The flip side, according to critics, is that laid-off workers are reluctant to find jobs if they can make more on unemployment, slowing the re-opening of the economy.
Donna Partin, owner of four Merry Maids locations in the Midstate, described “tremendous difficulty” in hiring.
“People aren’t actually telling me this, but we’re almost 100% certain it’s the $600 additional, and if it’s extended beyond July it will be disastrous to small business,” Partin said.
Wendie Holsinger, owner of food processor ASK Foods, said she has experienced the same phenomenon, to the point she may soon have to start rejecting customers’ orders.
“They clearly say to us they’re not coming off unemployment,” Holsinger said of prospective workers.
“I think that is a very misguided policy,” Toomey said of extending the FPUC. “I am not going to support that policy and I hope it stays out of the next bill.”
Partin said she wants fill approximately eight openings for jobs paying $12 per hour, plus benefits.
“How could it possibly not deter people from going to work?” Toomey said of the $600 enhancement. “You can’t really blame people. They have mouths to feed, they’ve got a roof to keep over their head, they’ve got bills to pay and the government is saying ‘by the way we’ll give you more if you don’t’ go back to work.”’

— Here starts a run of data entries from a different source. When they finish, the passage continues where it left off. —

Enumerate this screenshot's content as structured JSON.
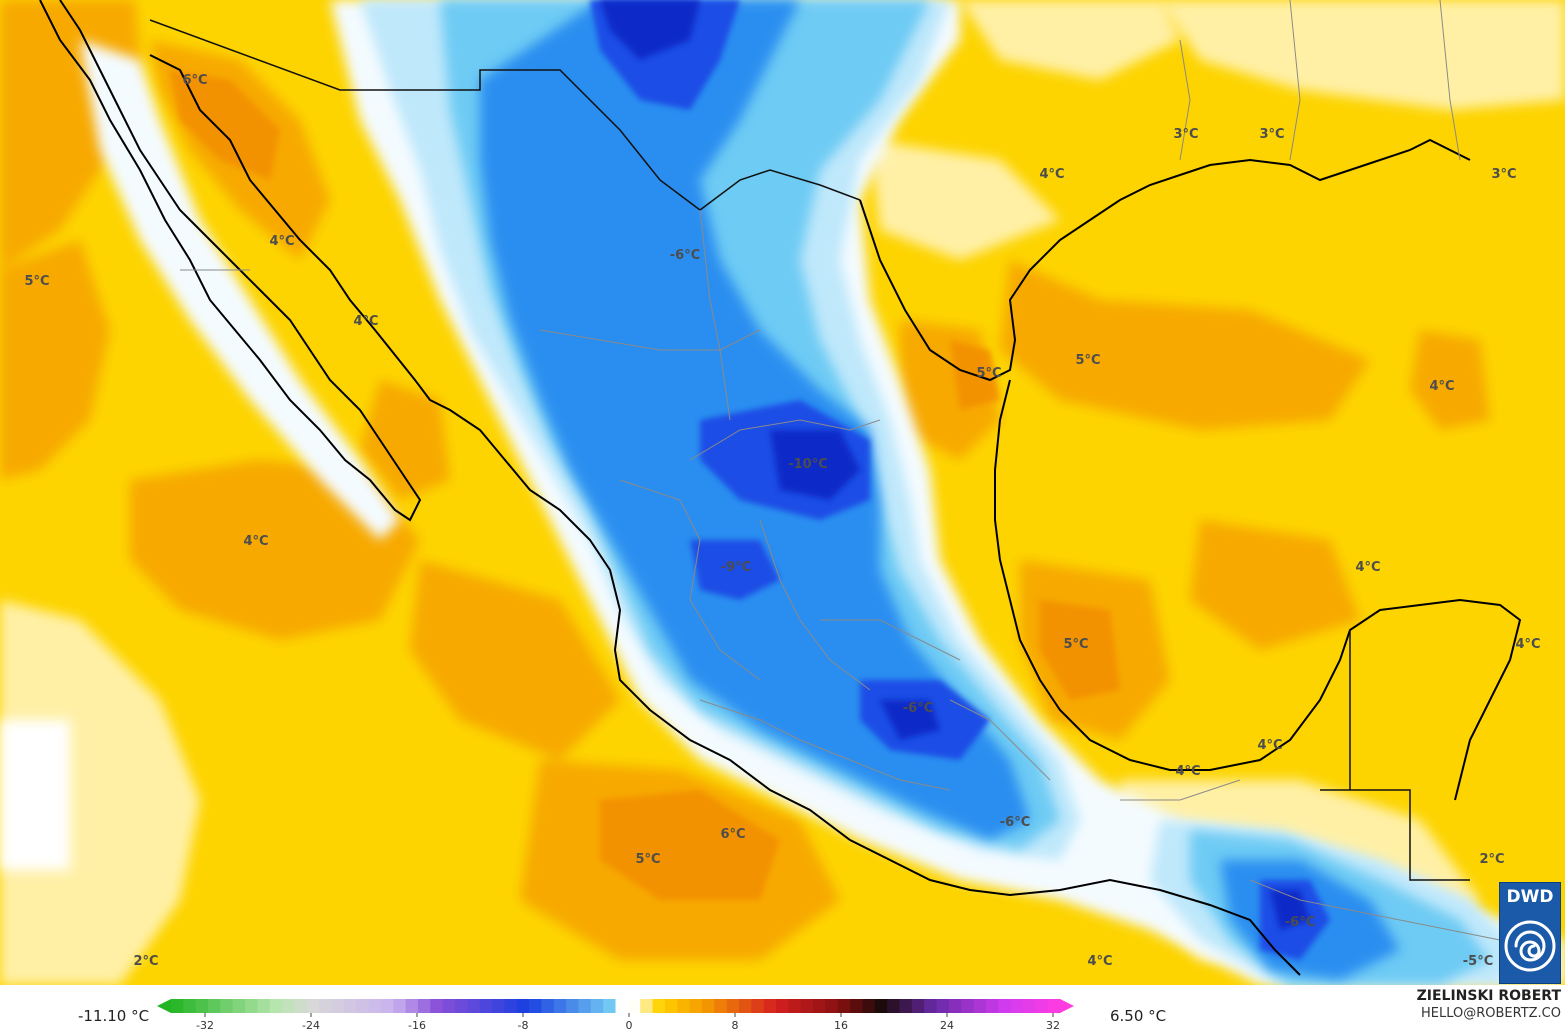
{
  "map": {
    "labels": [
      {
        "id": "l1",
        "text": "6°C"
      },
      {
        "id": "l2",
        "text": "4°C"
      },
      {
        "id": "l3",
        "text": "5°C"
      },
      {
        "id": "l4",
        "text": "4°C"
      },
      {
        "id": "l5",
        "text": "4°C"
      },
      {
        "id": "l6",
        "text": "-6°C"
      },
      {
        "id": "l7",
        "text": "3°C"
      },
      {
        "id": "l8",
        "text": "3°C"
      },
      {
        "id": "l9",
        "text": "4°C"
      },
      {
        "id": "l10",
        "text": "3°C"
      },
      {
        "id": "l11",
        "text": "5°C"
      },
      {
        "id": "l12",
        "text": "5°C"
      },
      {
        "id": "l13",
        "text": "4°C"
      },
      {
        "id": "l14",
        "text": "-10°C"
      },
      {
        "id": "l15",
        "text": "-9°C"
      },
      {
        "id": "l16",
        "text": "4°C"
      },
      {
        "id": "l17",
        "text": "5°C"
      },
      {
        "id": "l18",
        "text": "4°C"
      },
      {
        "id": "l19",
        "text": "-6°C"
      },
      {
        "id": "l20",
        "text": "4°C"
      },
      {
        "id": "l21",
        "text": "4°C"
      },
      {
        "id": "l22",
        "text": "-6°C"
      },
      {
        "id": "l23",
        "text": "6°C"
      },
      {
        "id": "l24",
        "text": "5°C"
      },
      {
        "id": "l25",
        "text": "2°C"
      },
      {
        "id": "l26",
        "text": "-6°C"
      },
      {
        "id": "l27",
        "text": "2°C"
      },
      {
        "id": "l28",
        "text": "4°C"
      },
      {
        "id": "l29",
        "text": "-5°C"
      }
    ]
  },
  "colorbar": {
    "min_label": "-11.10 °C",
    "max_label": "6.50 °C",
    "ticks": [
      "-32",
      "-24",
      "-16",
      "-8",
      "0",
      "8",
      "16",
      "24",
      "32"
    ],
    "colors": {
      "cold_extreme": "#22b422",
      "purple": "#8a4fd8",
      "blue": "#1a3fe0",
      "light_blue": "#78d2f4",
      "zero": "#ffffff",
      "yellow": "#ffd200",
      "orange": "#f59a00",
      "red": "#d42020",
      "dark": "#1a0a0a",
      "magenta": "#ff3ce0"
    }
  },
  "credit": {
    "name": "ZIELINSKI ROBERT",
    "email": "HELLO@ROBERTZ.CO"
  },
  "logo": {
    "text": "DWD",
    "icon": "swirl-icon"
  }
}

Both Toomey and Perry said they had supported a measure to cap unemployment benefits so that workers could not make more on unemployment than they had made when they were last working, but that this caveat was quashed by Democrats.
In recent weeks, Senate Democrats have floated proposals to renew the FPUC, but at levels below $600, with a phase-out dependent on the unemployment rate.

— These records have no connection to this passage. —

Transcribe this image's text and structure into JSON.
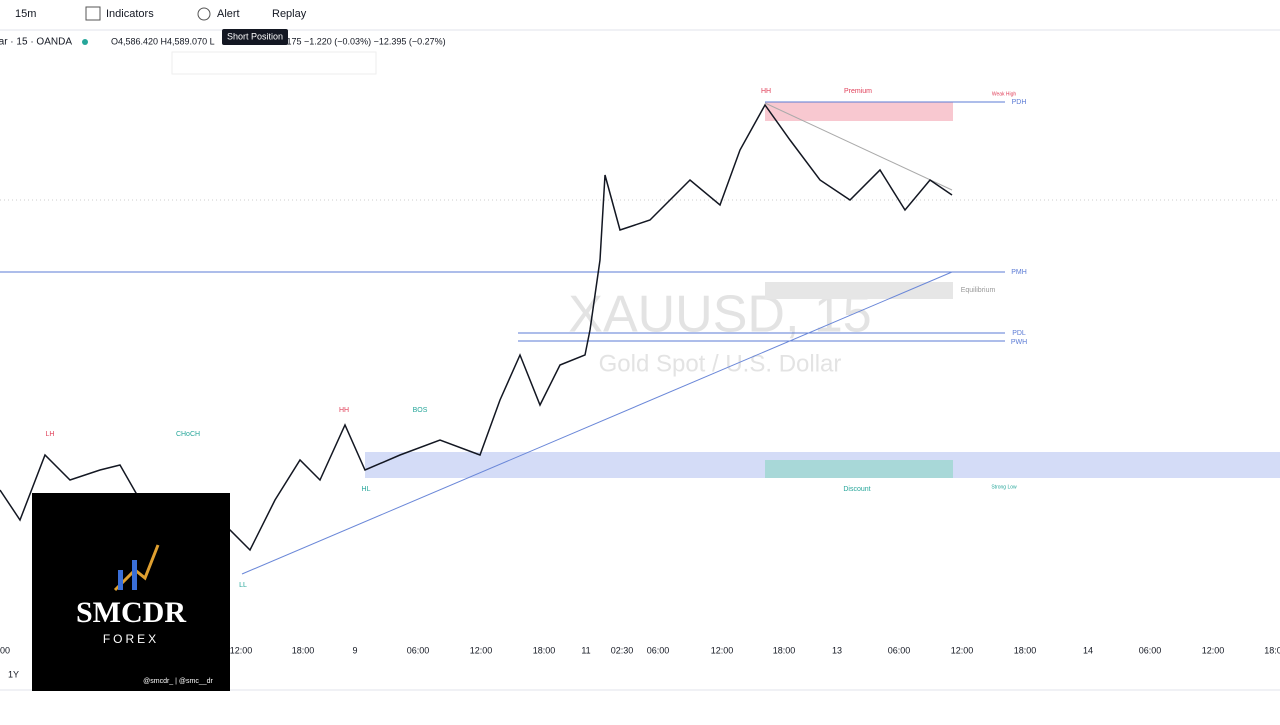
{
  "toolbar": {
    "interval": "15m",
    "indicators": "Indicators",
    "alert": "Alert",
    "replay": "Replay",
    "tooltip": "Short Position"
  },
  "legend": {
    "symbol": "ar · 15 · OANDA",
    "ohlc_left": "O4,586.420  H4,589.070  L",
    "ohlc_right": ".175  −1.220 (−0.03%)  −12.395 (−0.27%)"
  },
  "watermark": {
    "symbol": "XAUUSD, 15",
    "description": "Gold Spot / U.S. Dollar"
  },
  "annotations": {
    "hh": "HH",
    "premium": "Premium",
    "weak_high": "Weak High",
    "pdh": "PDH",
    "pmh": "PMH",
    "equilibrium": "Equilibrium",
    "pdl": "PDL",
    "pwh": "PWH",
    "discount": "Discount",
    "strong_low": "Strong Low",
    "lh": "LH",
    "choch": "CHoCH",
    "bos": "BOS",
    "hl": "HL",
    "ll": "LL",
    "hh2": "HH"
  },
  "x_axis": [
    "00",
    "12:00",
    "18:00",
    "9",
    "06:00",
    "12:00",
    "18:00",
    "11",
    "02:30",
    "06:00",
    "12:00",
    "18:00",
    "13",
    "06:00",
    "12:00",
    "18:00",
    "14",
    "06:00",
    "12:00",
    "18:0"
  ],
  "bottom_bar": {
    "range": "1Y"
  },
  "logo": {
    "name": "SMCDR",
    "sub": "FOREX",
    "handles": "@smcdr_ | @smc__dr"
  }
}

When asked by The Sentinel on Tuesday if he would consider renewal at a lower benefit level, Toomey declined to elaborate.
“That’s just getting into a speculative area of where the conversation will go” as both sides work on a deal, Toomey said.
That deal, Toomey and Perry said, should include liability protection for businesses: Those that have taken proper precautions to prevent the spread of COVID-19 should be immune from suits by customers or employees who fall ill.
The Pennsylvania Department of Labor and Industry, which administers unemployment insurance, has said that the week ending July 25 will be the last in which the $600 FPUC benefit is payable.
DLI Secretary Jerry Oleksiak and state Department of Human Services Secretary Teresa Miller said last week that state officials are wary of what will happen if FPUC benefits are not extended in some form.
“Unless further action comes from Congress and the federal government … people in Pennsylvania and around the country may find themselves in increasingly uncertain circumstances,” Miller said.
The state has paid out several million dollars in emergency assistance under rental and utility aid programs, Miller said, but this injection of cash pales in comparison to the roughly $10 million in FPUC payments that have gone to laid off Pennsylvania workers, according to DLI figures.
Data from the federal Department of Labor, Congressional Budget Office, and the Federal Reserve indicate that the pandemic-induced unemployment spike has disproportionately impacted low-income earners and minorities.
Some economists have predicted that the worst of the COVID-19 pandemic’s economic effects have been staved off by CARES Act benefits. A recent University of Chicago study estimated that the national poverty rate actually dropped by 2.3% during the pandemic, despite skyrocketing unemployment; a Joint Economic Committee paper projected that the benefits have saved 1.7 million to 2.8 million jobs by floating consumer spending.
One element of this was the one-time stimulus issuance of $1,200 per taxpayer. President Donald Trump has indicated he is interested in another round of stimulus, although not as large as before. On Tuesday, Toomey said he was “inclined against” such a provision at this point.